Illustration by Martha Pluto via ModernCat.com
By Tamara Syed
This article is part of a series called, “The Many Faces of Grief.” As someone who has experienced various forms of grief, I hope to help others navigate through this difficult, but necessary emotion.
I didn’t believe in love at first sight until I met my first cat, Tiger. I was 16-years-old when I was visiting an aunt’s house and there he was, a kitten meowing at the front door. Apparently, my aunt had put him out there, thinking he would run away since she didn’t want him anymore, but he stood there waiting for something…someone. Maybe he was waiting for my mom and me.
Ever since that day, Tiger and I were best friends for a good 10 years until he tragically lost his life to a vicious coyote attack. It’s funny that this article was the toughest to write thus far, perhaps because animals are so innocent – a true expression of pure love.
If you recently lost a pet or reading this recalls memories of a pet that died, understand that you shouldn’t feel silly for grieving them. It’s a gift to be able to love something so purely and to build a bond with an animal during its short time on Earth.
Losing a pet is never easy, it’s an animal that has become a part of your home, part of your family. It’s an extension of all that is good and pure in the world. The ultimate expression of unconditional love.
Tiger was there for me during my first break up. I was sitting on my bed incessantly crying over a guy that I would soon forget, but in that moment, Tiger licked my tear-stained cheeks. The same cat that would scratch me at the slightest inconvenience wanted to take my pain away. How could he have known to comfort me in that moment? How could he have known that I was sad?
A pet loss is tough because I’m not really sure how to tell you that it will get better. It was an innocent friend that you probably raised from birth and now you must watch it go on without you. No more morning cuddles or little boops on their wet noses. The experience you had with this pet was necessary because it made you softer. You opened up your heart during a time when opening up your heart meant getting hurt. You chose love anyway and fully.
Tiger lived for a good 10 years and he was by my side through a lot of transitions and growth. Saying “Goodbye” to Tiger meant I was saying “Goodbye” to my youth. Tiger’s death was the first step in a necessary shedding that sparked a spiritual reset. Death has always brought me closer to life.
Just like our pets, we don’t get a lot of time on Earth. In fact, this planet has been here for 4 billion years and we might only get a good 60. That’s a blip in comparison so maybe, you should go after your dreams. Text your crush first. Dance the night away instead of saying, “I’ll dance the next time I go out.” Hug your pet. There may not be a next time.

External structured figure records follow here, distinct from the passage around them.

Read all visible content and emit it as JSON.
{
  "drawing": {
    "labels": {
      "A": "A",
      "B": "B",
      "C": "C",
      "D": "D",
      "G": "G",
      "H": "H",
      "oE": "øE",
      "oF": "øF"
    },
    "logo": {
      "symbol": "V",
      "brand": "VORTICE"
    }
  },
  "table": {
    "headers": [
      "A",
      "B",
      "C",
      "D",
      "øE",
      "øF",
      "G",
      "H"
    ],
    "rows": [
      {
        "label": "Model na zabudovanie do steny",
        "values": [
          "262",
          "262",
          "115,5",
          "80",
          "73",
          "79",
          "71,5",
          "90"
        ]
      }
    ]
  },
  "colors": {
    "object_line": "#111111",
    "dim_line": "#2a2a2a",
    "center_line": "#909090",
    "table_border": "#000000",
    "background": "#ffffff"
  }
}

Great loss can change a person negatively, but I refuse to let it. Choose, instead, to live again! Choose positivity; choose to love again! I now have two cats that keep me company.
If you have a pet, remember this: they aren’t here for that long so let them have a bite of your food and go on an extra long walk today and you should absolutely splurge on an oil portrait of them. If you recently lost a pet, remember “the rainbow bridge” and know that the love you carry for them has filled up your heart – making it stronger, bigger and more resilient.